Now let's just think about all this for a moment. Japan is being encouraged to raise rates, not primarily because of the internal needs of the Japanese economy, but in order to address possible problems being caused by the very low (some would say undervalued) level of the yen, and to help ease concerns about the impact of the ensuing carry trade. Fine. But what I ask if this tightening (or as some would say 'normalising') process only serves to send Japan back into deflation again? Well at the very least we would be back with ZIRP, and with it would come another prolonged period of carry-trade activity, with the likely additional consequence that the yen would be lead to weaken even further, as confidence in the BoJ and the Japanese economy suddenly ebbed, and as a further outflow of funds from Japan occured.
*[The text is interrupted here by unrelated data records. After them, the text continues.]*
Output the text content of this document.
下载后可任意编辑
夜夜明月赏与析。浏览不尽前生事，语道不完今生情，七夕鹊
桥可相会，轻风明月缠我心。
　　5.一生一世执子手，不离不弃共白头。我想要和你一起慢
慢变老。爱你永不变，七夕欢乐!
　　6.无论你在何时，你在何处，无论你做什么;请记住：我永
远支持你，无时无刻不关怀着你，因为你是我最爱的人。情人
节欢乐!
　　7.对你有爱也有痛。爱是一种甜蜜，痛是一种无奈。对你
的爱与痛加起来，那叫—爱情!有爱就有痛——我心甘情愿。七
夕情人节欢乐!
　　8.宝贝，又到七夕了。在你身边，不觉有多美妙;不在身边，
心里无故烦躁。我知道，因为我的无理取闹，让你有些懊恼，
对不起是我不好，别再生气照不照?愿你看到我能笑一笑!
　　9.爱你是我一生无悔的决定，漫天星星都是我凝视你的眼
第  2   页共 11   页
And just in case all this isn't enough, we might like to think about the work of Lars Svensson. Lars is Professor of Economics at Princeton University, and is one of the experts on that strange phenomenon known as the liquidity trap, which is of course intimately related with the deflation question, and about which much heart searching has been going on in recent years. So what does Lars have to say about possible policy methodologies for exiting from a liquidity trap (which is of course one of the problems which has been ailing Japan):
"In an open economy, the Foolproof Way (consisting of a price-level target path, currency depreciation and commitment to a currency peg and a zero interest rate until the price-level target path has been reached) is likely to be the most effective policy to raise expectations of the future price level, stimulate the economy, and escape from a liquidity trap. It is the first-best policy to end stagnation and deflation in Japan."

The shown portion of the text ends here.